Dimitri Costa e la questione di un Appennino fin troppo fragile
Dimitri Costa lavora in qualità di geometra presso il Consorzio della Bonifica Parmense e qualche mese fa, durante una intervista ai colleghi de Il Parmense, gli è stato chiesto proprio di esprimersi riguardo la questione di Ischia e di dare una valutazione del territorio di cui si occupa l’ente per cui lavora. Nonostante l’intervista sia quindi un po’ datata e non possa prendere ragionevolmente in considerazione ciò che è successo in Emilia Romagna si tratta di dichiarazioni che devono comunque far riflettere.
Perché il primo aggettivo che Costa utilizza è “fragile“. Un aggettivo che si unisce e sottolinea quanto quella famosa percentuale del 94% espressa da Curcio durante una conferenza stampa dopo la tragedia di Ischia sia veritiera. Il motivo principale, sempre seconda Costa, che porta l’Appennino a non essere un territorio stabile è il mutamento “che risente soprattutto dell’abbandono degli ultimi trent’anni“.

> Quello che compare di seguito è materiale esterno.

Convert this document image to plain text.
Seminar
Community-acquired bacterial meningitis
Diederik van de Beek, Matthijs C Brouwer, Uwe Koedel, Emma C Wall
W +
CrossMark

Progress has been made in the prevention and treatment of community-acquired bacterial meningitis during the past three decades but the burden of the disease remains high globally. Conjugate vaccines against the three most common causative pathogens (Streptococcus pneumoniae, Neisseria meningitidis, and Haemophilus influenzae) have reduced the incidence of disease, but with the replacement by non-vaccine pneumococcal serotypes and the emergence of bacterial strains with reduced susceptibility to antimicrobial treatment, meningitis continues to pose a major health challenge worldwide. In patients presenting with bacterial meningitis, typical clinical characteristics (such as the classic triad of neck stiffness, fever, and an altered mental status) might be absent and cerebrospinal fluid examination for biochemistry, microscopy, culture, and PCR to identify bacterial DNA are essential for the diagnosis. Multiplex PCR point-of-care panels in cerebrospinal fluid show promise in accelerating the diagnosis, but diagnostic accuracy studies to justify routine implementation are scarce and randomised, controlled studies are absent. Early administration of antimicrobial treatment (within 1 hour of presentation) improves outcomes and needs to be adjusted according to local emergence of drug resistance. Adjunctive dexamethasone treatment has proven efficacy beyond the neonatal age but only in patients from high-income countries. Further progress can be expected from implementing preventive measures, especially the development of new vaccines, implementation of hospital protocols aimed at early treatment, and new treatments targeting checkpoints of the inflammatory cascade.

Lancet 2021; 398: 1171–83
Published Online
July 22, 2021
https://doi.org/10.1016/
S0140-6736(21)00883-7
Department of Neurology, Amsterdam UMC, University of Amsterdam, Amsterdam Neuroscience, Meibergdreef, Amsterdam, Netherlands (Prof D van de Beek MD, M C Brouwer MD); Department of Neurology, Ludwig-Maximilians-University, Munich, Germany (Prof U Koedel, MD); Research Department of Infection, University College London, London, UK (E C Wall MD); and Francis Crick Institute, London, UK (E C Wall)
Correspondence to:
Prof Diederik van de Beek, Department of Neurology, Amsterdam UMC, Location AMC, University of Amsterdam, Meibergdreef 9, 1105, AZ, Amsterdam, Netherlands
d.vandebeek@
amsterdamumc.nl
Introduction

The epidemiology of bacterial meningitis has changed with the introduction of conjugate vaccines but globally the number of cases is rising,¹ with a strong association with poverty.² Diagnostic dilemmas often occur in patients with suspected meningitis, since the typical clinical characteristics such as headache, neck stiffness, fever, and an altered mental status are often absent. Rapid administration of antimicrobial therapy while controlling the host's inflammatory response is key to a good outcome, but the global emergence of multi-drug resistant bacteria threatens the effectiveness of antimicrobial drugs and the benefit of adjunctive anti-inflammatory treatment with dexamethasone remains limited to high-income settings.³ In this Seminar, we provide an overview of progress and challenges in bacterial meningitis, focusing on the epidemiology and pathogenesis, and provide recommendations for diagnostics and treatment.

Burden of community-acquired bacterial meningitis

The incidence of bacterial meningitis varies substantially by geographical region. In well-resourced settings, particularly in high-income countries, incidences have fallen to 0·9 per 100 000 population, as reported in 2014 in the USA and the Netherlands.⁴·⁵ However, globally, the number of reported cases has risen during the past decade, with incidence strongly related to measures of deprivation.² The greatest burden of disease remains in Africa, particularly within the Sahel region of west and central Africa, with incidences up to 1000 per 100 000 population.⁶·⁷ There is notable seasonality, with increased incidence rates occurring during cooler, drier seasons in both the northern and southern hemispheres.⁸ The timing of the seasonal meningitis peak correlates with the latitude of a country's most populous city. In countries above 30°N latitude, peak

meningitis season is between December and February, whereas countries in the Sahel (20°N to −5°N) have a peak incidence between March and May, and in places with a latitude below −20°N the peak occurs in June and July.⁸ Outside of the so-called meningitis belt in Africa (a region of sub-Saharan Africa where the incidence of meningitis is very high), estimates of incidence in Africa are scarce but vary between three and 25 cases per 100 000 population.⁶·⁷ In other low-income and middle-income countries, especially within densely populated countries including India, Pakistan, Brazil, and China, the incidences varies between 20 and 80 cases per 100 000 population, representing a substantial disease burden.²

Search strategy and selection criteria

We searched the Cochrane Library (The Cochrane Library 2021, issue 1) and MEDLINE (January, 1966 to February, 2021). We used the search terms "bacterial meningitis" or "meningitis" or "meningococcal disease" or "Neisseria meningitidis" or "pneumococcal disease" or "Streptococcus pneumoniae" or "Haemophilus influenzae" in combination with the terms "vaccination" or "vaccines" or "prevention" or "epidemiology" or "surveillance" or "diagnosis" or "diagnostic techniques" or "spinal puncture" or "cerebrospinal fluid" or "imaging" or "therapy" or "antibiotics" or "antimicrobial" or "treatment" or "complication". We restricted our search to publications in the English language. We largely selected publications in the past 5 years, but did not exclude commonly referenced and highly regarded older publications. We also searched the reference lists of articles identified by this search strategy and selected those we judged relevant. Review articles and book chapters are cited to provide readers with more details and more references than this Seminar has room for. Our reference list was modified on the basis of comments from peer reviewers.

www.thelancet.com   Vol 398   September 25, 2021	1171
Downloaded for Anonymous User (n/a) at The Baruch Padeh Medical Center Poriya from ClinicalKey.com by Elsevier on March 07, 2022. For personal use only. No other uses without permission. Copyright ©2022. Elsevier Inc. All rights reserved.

E l’abbandono ovviamente non riguarda solo la zona di Parma in cui opera il Consorzio di Bonifica di cui fa parte il geometra Costa. Quando gli viene poi chiesto di indicare anche alcuni dati con l’indice di franosità nella zona di Parma, anche in questo caso le percentuali sono allarmanti. Costa sottolinea infatti che tra quelli con il rischio più elevato ci sono Tizzano val Parma e Varsi che superano il 47%, mentre scende al 44% l’indice per il comune di Bore.
Ma non è tanto questo indice di franisità a destare preoccupazione, o meglio non solo, perché in realtà “ci sono però comuni con indice di franosità magari inferiore” prosegue il geometra ma che si trovano in un territorio con “frane molto profonde che destano grande preoccupazione“. Questa è la fragilità del territorio dell’Appennino: una fragilità che si esprime oltre e al di là dei numeri e che va affrontata con interventi strutturali che permettano una eventuale gestione dell’acqua, tra gli inneschi più frequenti delle frane, prima che questa diventi un pericolo per persone e cose.